Rebecca Followill - U.S. Capital Advisors LLC, Research Division

And then the last question is on the Eagle Ford JV, is the intent to consider dropping down the remaining 2/3 over time? Or is the intent for it to continue to be a JV?

Mark A. Borer

We have no commitment from Midstream that we would drop down additional interest. Obviously, we have a pretty advanced co-investment strategy with them so there's not a commitment within the transaction. Clearly, we've had a history of joint ventures with Midstream, where we've continued to acquire additional interest over time. We've done that with East Texas, initially starting out with 25%, now we have 100% ownership. And we started out in Southeast Texas with, I guess, we were 1/3 ownership and we now own 100% of it as well. So we do have a track record of moving down the road further on this joint ventures, from an acquisition viewpoint and drop-down.

Rebecca Followill - U.S. Capital Advisors LLC, Research Division

This is a mature enough asset, where it's not as if there's a huge amount of growth capital that it would need to incur. So it would make it more amenable to a sooner drop-down, is that fair?

Mark A. Borer

It is an asset that's immediately accretive. We do believe it has some very attractive organic growth, but it's not one which is -- there are assets out there from time to time, that have no cash flows because they're in the development stage. This is clearly an asset that has attractive cash flows.

Operator

Our next question comes from Selman Akyol from Stifel, Nicolaus.

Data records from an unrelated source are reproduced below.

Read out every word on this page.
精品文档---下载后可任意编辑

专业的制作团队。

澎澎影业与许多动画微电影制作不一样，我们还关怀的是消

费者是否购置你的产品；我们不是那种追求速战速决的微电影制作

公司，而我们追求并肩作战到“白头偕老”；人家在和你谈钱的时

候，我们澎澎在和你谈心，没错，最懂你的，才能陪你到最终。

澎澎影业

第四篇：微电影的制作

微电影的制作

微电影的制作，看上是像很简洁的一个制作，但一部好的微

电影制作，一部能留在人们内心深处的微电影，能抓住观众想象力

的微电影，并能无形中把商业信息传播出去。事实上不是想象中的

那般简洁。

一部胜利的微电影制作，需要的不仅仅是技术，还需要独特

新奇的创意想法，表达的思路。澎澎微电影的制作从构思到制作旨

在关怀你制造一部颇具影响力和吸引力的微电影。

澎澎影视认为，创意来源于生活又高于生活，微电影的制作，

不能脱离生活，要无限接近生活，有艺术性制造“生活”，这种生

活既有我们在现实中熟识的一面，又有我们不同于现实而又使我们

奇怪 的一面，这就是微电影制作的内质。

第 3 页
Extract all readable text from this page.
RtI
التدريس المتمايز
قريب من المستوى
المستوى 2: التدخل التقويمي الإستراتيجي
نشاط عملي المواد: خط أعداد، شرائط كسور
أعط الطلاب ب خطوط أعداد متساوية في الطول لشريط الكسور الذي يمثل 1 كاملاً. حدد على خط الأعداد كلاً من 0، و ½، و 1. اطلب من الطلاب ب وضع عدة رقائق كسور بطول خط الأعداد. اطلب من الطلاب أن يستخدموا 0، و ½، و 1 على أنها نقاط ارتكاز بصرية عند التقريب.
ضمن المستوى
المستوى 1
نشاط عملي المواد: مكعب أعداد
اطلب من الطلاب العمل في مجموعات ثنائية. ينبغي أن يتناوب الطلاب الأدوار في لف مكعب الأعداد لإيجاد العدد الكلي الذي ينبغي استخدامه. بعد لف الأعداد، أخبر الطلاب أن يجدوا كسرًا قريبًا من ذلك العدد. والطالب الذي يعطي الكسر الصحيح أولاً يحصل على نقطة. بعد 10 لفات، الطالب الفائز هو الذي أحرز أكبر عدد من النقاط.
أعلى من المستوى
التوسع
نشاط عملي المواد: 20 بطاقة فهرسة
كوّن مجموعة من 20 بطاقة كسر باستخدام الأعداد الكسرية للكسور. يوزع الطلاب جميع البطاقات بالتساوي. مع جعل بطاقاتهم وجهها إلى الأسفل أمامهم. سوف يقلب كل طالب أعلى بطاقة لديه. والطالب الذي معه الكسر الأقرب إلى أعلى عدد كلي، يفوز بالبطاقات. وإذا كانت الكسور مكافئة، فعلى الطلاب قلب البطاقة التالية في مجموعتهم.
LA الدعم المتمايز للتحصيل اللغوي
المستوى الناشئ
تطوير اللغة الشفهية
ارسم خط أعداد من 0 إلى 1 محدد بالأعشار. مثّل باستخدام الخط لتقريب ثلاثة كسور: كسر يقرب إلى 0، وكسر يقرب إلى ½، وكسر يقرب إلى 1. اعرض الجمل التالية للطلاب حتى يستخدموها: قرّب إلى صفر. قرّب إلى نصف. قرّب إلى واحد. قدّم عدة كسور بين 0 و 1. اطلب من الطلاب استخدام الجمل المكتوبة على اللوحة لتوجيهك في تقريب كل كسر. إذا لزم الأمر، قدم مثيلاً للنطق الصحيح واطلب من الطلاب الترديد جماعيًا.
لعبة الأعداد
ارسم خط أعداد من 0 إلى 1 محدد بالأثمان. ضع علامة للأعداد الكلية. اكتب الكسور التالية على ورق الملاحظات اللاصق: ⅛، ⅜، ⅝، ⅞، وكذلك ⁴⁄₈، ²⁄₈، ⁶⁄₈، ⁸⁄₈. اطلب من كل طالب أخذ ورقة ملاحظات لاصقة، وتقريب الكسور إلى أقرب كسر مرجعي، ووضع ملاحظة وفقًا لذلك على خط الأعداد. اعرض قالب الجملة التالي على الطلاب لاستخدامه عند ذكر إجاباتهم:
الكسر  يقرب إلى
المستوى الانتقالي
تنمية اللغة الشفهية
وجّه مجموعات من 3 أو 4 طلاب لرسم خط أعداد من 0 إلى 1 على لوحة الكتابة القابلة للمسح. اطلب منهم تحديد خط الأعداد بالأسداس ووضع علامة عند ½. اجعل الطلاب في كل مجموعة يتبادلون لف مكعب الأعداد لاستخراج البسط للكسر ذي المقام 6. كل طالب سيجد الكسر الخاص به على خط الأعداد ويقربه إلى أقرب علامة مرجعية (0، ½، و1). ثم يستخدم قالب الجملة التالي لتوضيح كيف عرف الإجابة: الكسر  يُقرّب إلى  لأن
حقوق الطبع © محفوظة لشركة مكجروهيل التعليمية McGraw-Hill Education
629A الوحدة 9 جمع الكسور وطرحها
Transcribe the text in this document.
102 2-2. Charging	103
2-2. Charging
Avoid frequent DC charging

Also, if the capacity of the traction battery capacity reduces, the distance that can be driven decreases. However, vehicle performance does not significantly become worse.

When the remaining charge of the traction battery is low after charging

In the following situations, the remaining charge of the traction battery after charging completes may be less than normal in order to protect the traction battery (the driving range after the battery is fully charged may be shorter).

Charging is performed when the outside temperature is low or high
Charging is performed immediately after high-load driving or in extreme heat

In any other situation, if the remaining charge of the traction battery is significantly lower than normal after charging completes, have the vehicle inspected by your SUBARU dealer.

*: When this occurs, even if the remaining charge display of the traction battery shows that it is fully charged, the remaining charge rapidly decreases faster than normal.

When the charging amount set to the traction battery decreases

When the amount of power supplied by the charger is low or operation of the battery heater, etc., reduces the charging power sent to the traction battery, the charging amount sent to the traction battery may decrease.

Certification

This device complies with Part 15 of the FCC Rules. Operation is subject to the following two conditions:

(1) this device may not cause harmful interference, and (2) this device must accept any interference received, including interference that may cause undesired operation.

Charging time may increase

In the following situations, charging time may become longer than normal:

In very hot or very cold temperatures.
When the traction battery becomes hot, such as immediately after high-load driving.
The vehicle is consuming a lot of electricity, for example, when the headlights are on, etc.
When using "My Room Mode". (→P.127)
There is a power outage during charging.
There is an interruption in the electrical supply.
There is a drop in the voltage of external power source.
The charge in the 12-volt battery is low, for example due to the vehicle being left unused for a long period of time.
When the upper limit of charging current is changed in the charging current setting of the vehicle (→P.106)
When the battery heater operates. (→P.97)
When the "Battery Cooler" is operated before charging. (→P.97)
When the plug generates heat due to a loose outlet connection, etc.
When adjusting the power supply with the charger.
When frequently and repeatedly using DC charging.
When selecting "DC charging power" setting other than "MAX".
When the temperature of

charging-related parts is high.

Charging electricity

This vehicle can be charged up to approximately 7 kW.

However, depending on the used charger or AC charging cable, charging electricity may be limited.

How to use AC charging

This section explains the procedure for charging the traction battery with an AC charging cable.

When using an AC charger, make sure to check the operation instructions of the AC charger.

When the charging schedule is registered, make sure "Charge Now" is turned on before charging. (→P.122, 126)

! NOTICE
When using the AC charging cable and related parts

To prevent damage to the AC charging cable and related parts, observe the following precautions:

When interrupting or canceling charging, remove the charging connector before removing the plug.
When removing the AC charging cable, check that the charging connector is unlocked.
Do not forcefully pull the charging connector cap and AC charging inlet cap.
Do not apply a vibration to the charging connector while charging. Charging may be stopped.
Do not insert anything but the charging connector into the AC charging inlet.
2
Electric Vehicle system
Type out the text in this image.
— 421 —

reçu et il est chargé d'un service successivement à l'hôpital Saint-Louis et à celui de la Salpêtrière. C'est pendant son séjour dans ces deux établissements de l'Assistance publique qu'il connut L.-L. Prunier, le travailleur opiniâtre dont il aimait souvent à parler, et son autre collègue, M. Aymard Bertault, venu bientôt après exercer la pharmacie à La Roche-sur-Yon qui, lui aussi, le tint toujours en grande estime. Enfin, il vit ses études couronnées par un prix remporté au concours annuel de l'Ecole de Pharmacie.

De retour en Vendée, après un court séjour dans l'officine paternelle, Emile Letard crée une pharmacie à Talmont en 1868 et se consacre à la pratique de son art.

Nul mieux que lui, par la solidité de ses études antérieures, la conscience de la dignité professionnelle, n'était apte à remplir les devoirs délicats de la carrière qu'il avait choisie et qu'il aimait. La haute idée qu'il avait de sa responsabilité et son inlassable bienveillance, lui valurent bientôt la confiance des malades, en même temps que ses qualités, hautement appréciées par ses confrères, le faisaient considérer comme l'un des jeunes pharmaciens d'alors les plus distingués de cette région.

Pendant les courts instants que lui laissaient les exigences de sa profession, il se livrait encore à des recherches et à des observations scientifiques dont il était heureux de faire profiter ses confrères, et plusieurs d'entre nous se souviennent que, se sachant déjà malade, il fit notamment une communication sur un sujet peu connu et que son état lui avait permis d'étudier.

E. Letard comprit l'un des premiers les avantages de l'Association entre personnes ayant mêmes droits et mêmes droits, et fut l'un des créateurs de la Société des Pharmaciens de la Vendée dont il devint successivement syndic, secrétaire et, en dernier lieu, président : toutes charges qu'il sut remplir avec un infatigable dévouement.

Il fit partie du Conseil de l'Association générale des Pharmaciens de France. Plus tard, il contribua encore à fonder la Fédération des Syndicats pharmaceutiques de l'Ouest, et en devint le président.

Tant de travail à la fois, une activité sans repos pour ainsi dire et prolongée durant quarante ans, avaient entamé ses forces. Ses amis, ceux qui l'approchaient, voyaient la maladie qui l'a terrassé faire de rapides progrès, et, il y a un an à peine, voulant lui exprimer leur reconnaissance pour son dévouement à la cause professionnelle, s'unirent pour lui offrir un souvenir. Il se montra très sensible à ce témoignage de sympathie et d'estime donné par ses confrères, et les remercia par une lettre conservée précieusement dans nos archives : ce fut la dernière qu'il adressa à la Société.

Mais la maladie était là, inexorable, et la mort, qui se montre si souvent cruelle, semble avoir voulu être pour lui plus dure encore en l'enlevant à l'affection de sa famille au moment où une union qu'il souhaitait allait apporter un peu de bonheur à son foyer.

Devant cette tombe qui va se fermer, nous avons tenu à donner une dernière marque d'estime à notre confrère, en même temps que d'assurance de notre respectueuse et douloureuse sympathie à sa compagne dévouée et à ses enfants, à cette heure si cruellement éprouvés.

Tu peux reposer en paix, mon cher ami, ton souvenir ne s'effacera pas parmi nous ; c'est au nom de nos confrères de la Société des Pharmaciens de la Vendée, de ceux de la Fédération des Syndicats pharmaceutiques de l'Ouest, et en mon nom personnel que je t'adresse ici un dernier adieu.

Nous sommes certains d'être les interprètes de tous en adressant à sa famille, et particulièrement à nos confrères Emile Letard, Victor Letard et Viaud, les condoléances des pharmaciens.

Selman Akyol - Stifel, Nicolaus & Co., Inc., Research Division

All my questions have been answered.

Operator

Our next question comes from Lin Shen from HITE.

Matt Niblack

This is actually Matt Niblack from HITE. Just given the willingness of your general partner to take equity back in these transactions, do you expect a need to come to the public markets for equity at any time in the balance of the year or even in the future in general, given this new model?

Rose M. Robeson

Matt, this is Rose. Certainly, we can't discuss the timing of our capital market plans. But what I can say is, first of all, we are committed to our investment grade metrics. And second of all, we have demonstrated ability to access both the debt in the equity capital markets.

Matt Niblack

Okay. So the -- you would say that in general, the willingness of the general partner to take equity to at least finance these transactions does not eliminate the need for, call it, more routine access of the public equity markets?

Rose M. Robeson

Yes. Historically, on these drop-downs, LLC has taken back roughly 20% of equity in these drop-down transactions. And so certainly, as we continue to grow the partnership, we would look at our capital needs in terms of keeping our investment grade metrics and again, we have certainly seen good access to the debt in the equity capital markets.

Operator

We have no further questions at this time. Do you have any closing remarks?

Mark A. Borer

Yes, this is Mark. I'd like to thank you all again for your interest in DPM. If you have follow-up questions over the coming days, please feel free to contact Jonni, and we can make ourselves available to visit. Thanks, and have a good day.

Operator

Thank you. Ladies and gentlemen, this concludes today's conference. Thank you for participating. You may now disconnect.